On the other hand, rolling 20d6 for damage is really cool, and those rare occasions where you do get the unlikely rolls tend to be very exciting. On reading the suggestion, something in me just rebelled.
For a high-level one-shot game, and especially if I'm expecting inexperienced players (or don't know), I think that the suggestions in that article match what I would do very closely (and I'm very impressed by the ability to fit 20th level characters on one side of a sheet of paper). For campaign play, I might use something like that... for NPCs. I think, perhaps, players get more of a kick out of rolling lots of dice than DMs, and it's also the case that they have far fewer dice rolls to make.

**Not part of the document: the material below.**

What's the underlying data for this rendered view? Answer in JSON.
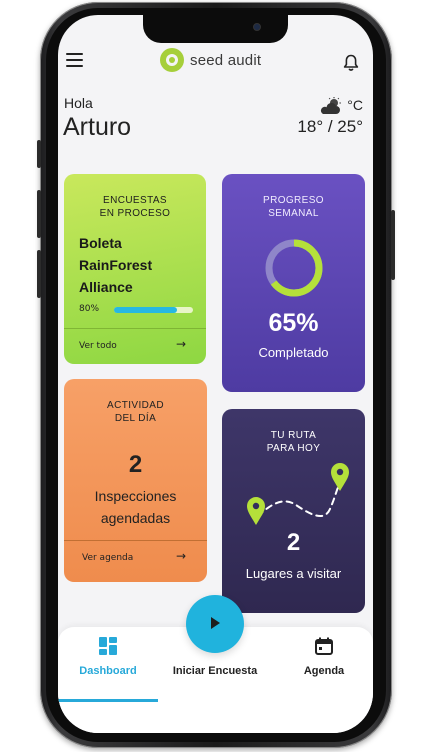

One other possibility springs to mind: instead of simplifying the rolls by using a two-thirds-constanr/one-third-rolled, there's no reason you couldn't develop a set of look-up tables for the big dice pools. For each pool, work out six possible reasults of varying lethality, and then roll 1d6 to index into the table. (So, if the dice pool was 10d6, the values could be 15, 27, 33, 37, 43, 55. Obviously, the numbers would need to be tweaked to better represent actual probabilities, as opposed to my current generation scheme of pulling them out of thin air.)